6. You cannot escape the box he has put you in
This kind of relates to Number 3, I think ultimately we all have this right to establish and put people in the boxes we want to put them in. Women we are infamous for putting men in the friend-zone but guys do this too. If a man sees you as a “friend” “link” "jump off" “side chick” “girlfriend” “wife” it is harder to escape that box than it is to escape Guatemala prison. A man who has been put in the friend-zone sees you as something else will wait until the right time to make his move. He will never be content being “just friends.” Similarly if a man sees you as pussy upgrading yourself to girlfriend or wife position will be something you need to write a book about because I'm sure there are a lot of women who would want to know how you managed thatGetting pregnant doesn't work either; all you will become is his baby momma that he can get sex from whenever he wants. Keep in mind that because men are hope givers they might upgrade you to girlfriend status because they want to keep their supply of regular sex but that’s where it ends.

7. Not all men cheat
A man is as faithful as his options. He can stop chasing other women. I have love and respect for the small percentage of men that does choose to be faithful because I understand that it takes a lot of discipline. For women it’s easier because when we absolutely love and are happy with a man we will say no to any advances and not think twice about it. A man will sleep with another woman at the drop of a hat but this is not to say that he doesn't love his woman. Sex and love are two completely unrelated things. So for those men that choose to fidelity for whatever reason you give women hope.

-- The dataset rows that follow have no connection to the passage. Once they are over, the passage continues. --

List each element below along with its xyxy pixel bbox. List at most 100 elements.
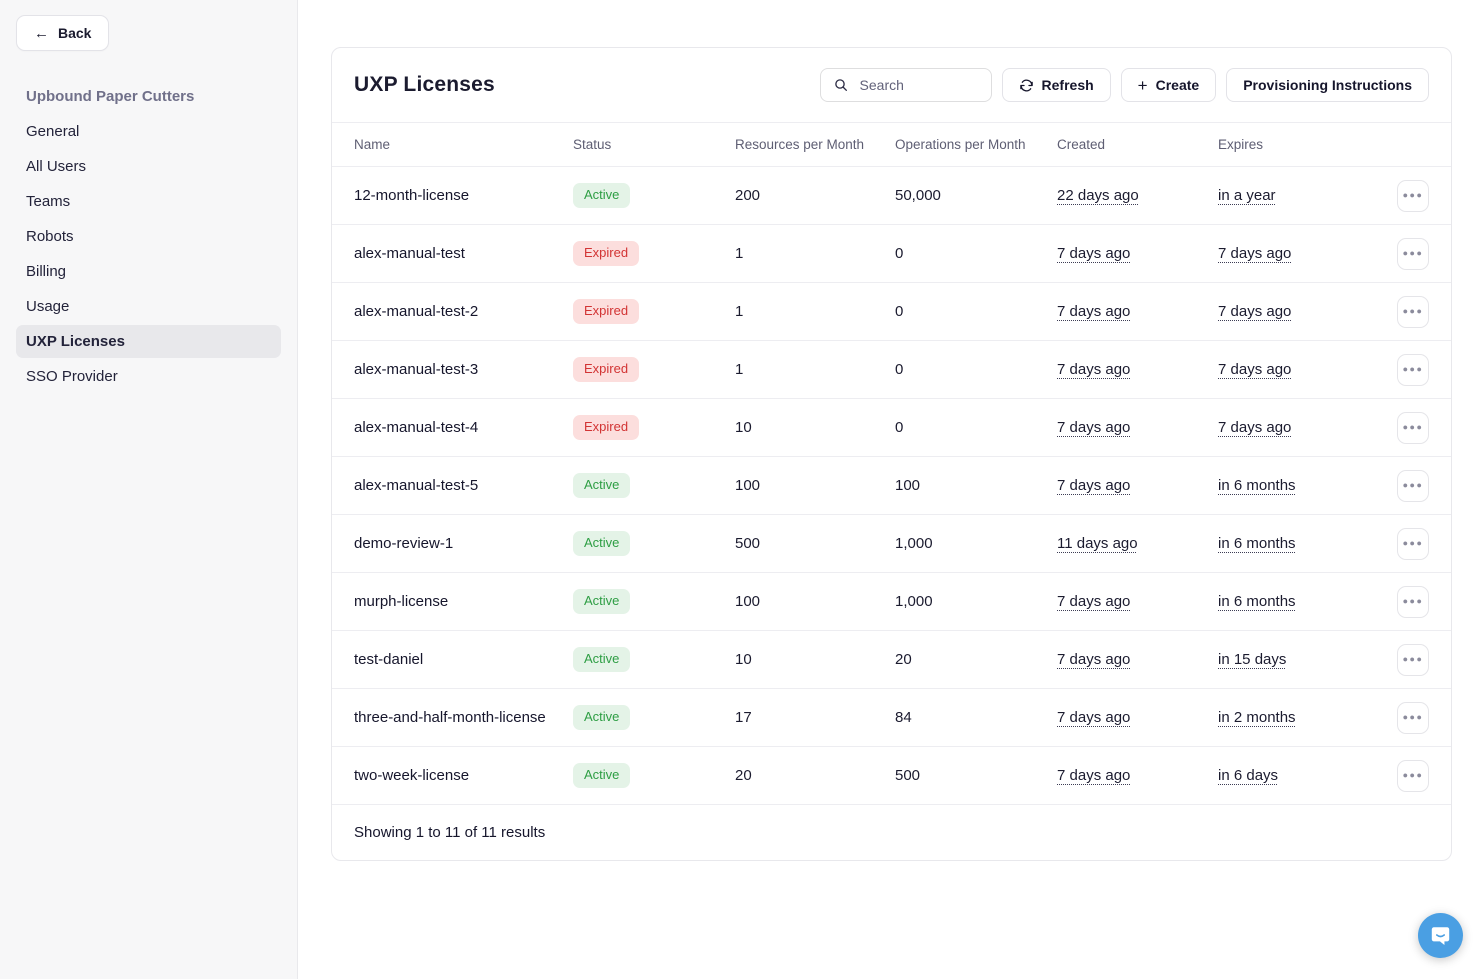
table-body: 12-month-license Active 200 50,000 22 days a…	[332, 167, 1451, 805]
chat-launcher-button[interactable]	[1418, 913, 1463, 958]
expires-cell: in 2 months	[1218, 709, 1383, 726]
back-button[interactable]: ← Back	[16, 15, 110, 51]
refresh-button-label: Refresh	[1041, 77, 1094, 93]
sidebar-item-billing[interactable]: Billing	[26, 263, 67, 280]
status-badge: Active	[573, 647, 631, 672]
status-badge: Active	[573, 705, 631, 730]
created-timestamp: 7 days ago	[1057, 767, 1131, 784]
expires-cell: 7 days ago	[1218, 419, 1383, 436]
created-timestamp: 7 days ago	[1057, 593, 1131, 610]
operations-per-month: 0	[895, 361, 904, 378]
licenses-card: UXP Licenses	[331, 47, 1452, 861]
license-name: murph-license	[354, 593, 449, 610]
created-cell: 7 days ago	[1057, 767, 1218, 784]
created-timestamp: 22 days ago	[1057, 187, 1139, 204]
status-cell: Expired	[573, 415, 735, 440]
resources-per-month: 100	[735, 593, 761, 610]
search-box[interactable]	[819, 68, 992, 102]
status-cell: Active	[573, 763, 735, 788]
back-button-label: Back	[58, 25, 92, 41]
column-header: Status	[573, 137, 612, 152]
main-content: UXP Licenses	[298, 0, 1484, 979]
license-name: alex-manual-test-3	[354, 361, 479, 378]
expires-timestamp: 7 days ago	[1218, 245, 1292, 262]
column-header: Resources per Month	[735, 137, 865, 152]
operations-per-month: 0	[895, 245, 904, 262]
row-actions-button[interactable]: ●●●	[1397, 701, 1429, 734]
created-timestamp: 7 days ago	[1057, 361, 1131, 378]
plus-icon: +	[1137, 75, 1148, 95]
expires-cell: in 6 days	[1218, 767, 1383, 784]
license-name: three-and-half-month-license	[354, 709, 546, 726]
status-badge: Expired	[573, 357, 640, 382]
org-name: Upbound Paper Cutters	[26, 88, 195, 105]
row-actions-button[interactable]: ●●●	[1397, 585, 1429, 618]
created-cell: 7 days ago	[1057, 419, 1218, 436]
sidebar-item-sso-provider[interactable]: SSO Provider	[26, 368, 118, 385]
table-row: murph-license Active 100 1,000 7 days ago in …	[332, 573, 1451, 631]
sidebar-item-usage[interactable]: Usage	[26, 298, 70, 315]
search-icon	[833, 77, 849, 93]
column-header: Created	[1057, 137, 1106, 152]
row-actions-button[interactable]: ●●●	[1397, 643, 1429, 676]
sidebar-item-all-users[interactable]: All Users	[26, 158, 87, 175]
expires-timestamp: in 6 days	[1218, 767, 1279, 784]
table-header-row: Name Status Resources per Month Operations …	[332, 123, 1451, 167]
sidebar: ← Back Upbound Paper Cutters General All …	[0, 0, 298, 979]
sidebar-item-general[interactable]: General	[26, 123, 80, 140]
status-cell: Active	[573, 705, 735, 730]
created-cell: 7 days ago	[1057, 245, 1218, 262]
created-cell: 7 days ago	[1057, 477, 1218, 494]
status-badge: Expired	[573, 299, 640, 324]
expires-timestamp: in 6 months	[1218, 477, 1296, 494]
expires-cell: in 6 months	[1218, 477, 1383, 494]
table-row: 12-month-license Active 200 50,000 22 days a…	[332, 167, 1451, 225]
expires-timestamp: in a year	[1218, 187, 1276, 204]
created-timestamp: 11 days ago	[1057, 535, 1138, 552]
row-actions-button[interactable]: ●●●	[1397, 295, 1429, 328]
row-actions-button[interactable]: ●●●	[1397, 411, 1429, 444]
created-cell: 22 days ago	[1057, 187, 1218, 204]
expires-timestamp: in 2 months	[1218, 709, 1296, 726]
resources-per-month: 1	[735, 245, 744, 262]
search-input[interactable]	[857, 76, 979, 94]
sidebar-item-teams[interactable]: Teams	[26, 193, 71, 210]
table-row: alex-manual-test-4 Expired 10 0 7 days ago 7 …	[332, 399, 1451, 457]
sidebar-item-robots[interactable]: Robots	[26, 228, 74, 245]
row-actions-button[interactable]: ●●●	[1397, 469, 1429, 502]
created-cell: 7 days ago	[1057, 593, 1218, 610]
sidebar-nav: General All Users Teams Robots Billing Usage U…	[16, 115, 281, 393]
row-actions-button[interactable]: ●●●	[1397, 759, 1429, 792]
status-badge: Active	[573, 531, 631, 556]
expires-cell: in 15 days	[1218, 651, 1383, 668]
created-cell: 7 days ago	[1057, 651, 1218, 668]
refresh-button[interactable]: Refresh	[1001, 68, 1111, 102]
create-button[interactable]: + Create	[1120, 68, 1217, 102]
expires-timestamp: in 6 months	[1218, 593, 1296, 610]
row-actions-button[interactable]: ●●●	[1397, 237, 1429, 270]
card-header: UXP Licenses	[332, 48, 1451, 123]
operations-per-month: 0	[895, 303, 904, 320]
created-timestamp: 7 days ago	[1057, 419, 1131, 436]
operations-per-month: 84	[895, 709, 912, 726]
status-badge: Active	[573, 473, 631, 498]
provisioning-instructions-button[interactable]: Provisioning Instructions	[1226, 68, 1429, 102]
expires-timestamp: in 6 months	[1218, 535, 1296, 552]
page-title: UXP Licenses	[354, 73, 495, 96]
table-row: two-week-license Active 20 500 7 days ago in …	[332, 747, 1451, 805]
status-cell: Active	[573, 589, 735, 614]
expires-timestamp: in 15 days	[1218, 651, 1287, 668]
expires-timestamp: 7 days ago	[1218, 361, 1292, 378]
operations-per-month: 20	[895, 651, 912, 668]
row-actions-button[interactable]: ●●●	[1397, 527, 1429, 560]
expires-timestamp: 7 days ago	[1218, 419, 1292, 436]
created-timestamp: 7 days ago	[1057, 709, 1131, 726]
provisioning-button-label: Provisioning Instructions	[1243, 77, 1412, 93]
created-cell: 11 days ago	[1057, 535, 1218, 552]
sidebar-item-uxp-licenses[interactable]: UXP Licenses	[16, 325, 281, 358]
row-actions-button[interactable]: ●●●	[1397, 179, 1429, 212]
created-timestamp: 7 days ago	[1057, 651, 1131, 668]
row-actions-button[interactable]: ●●●	[1397, 353, 1429, 386]
license-name: alex-manual-test-5	[354, 477, 479, 494]
resources-per-month: 1	[735, 303, 744, 320]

8. Just because he sleeps around doesn't mean he doesn't love you
You are not supposed to find out, first of all and the heart and the penis are two separate beings. I do not doubt a man’s love when he cheats on his spouse but I do question his integrity and respect for this woman he claims to love. I understand that the physical act of sex is not the same as the emotion of loving someone but is love not supposed to protect? Somewhere along the line we lost the real value of what it is to love someone. It is not just a warm and fuzzy feeling you get when you think or see them it is a responsibility. It is taking care of that person, making sure they are not hurt or harmed so when you are the one pulling the trigger how can a woman not question if your love is real because you are the one causing the pain instead of shielding it?

9. Men lie
I don’t know why they do it but they do. Whilst writing this I asked a few men why they lied and they all gave me bullshit answers. I'm not sure if there is some kind of secret society which they all belong to that bars them from telling us why they lie but I did not get a satisfying answer. Answers ranged from women overreact if told the truth, lying is easier (what?), it just comes out, they’re scared of the reaction and we cannot handle the truth. Of course we can, just don’t do stupid things which might get a reaction of you getting smacked upside the head! It’s really that simple.


10. Men love compliments
I am convinced that men like compliments and flattery more than women do. They say that the best way to get a man to do anything, well most things is by stroking his ego. Men want to feel needed and strong. Praise him, appreciate him. He wants to feel like without him you wouldn't have been able to do this yourself and he’s “saving his damsel in distress.” I was telling one of my male friends the other day that sometimes I just cannot be bothered to do some things like open a can of beans, put fuel in so I cater to the man’s ego,
“You always get it right on £.00; when I put fuel in it always goes over, will you do it for me please” *insert smile*
“Wow, you’re so strong.”
“You’re really good at that.”
“Nice car” we all know about boys and their toys.
“He’s so handsome, when he’s within earshot but not to him.
Men love compliments and having their egos stroked so next time you know what to do when you want something from them.

Now you know what I know. I'm still trying to cover some more and as soon as I find out,I'll be back with part two.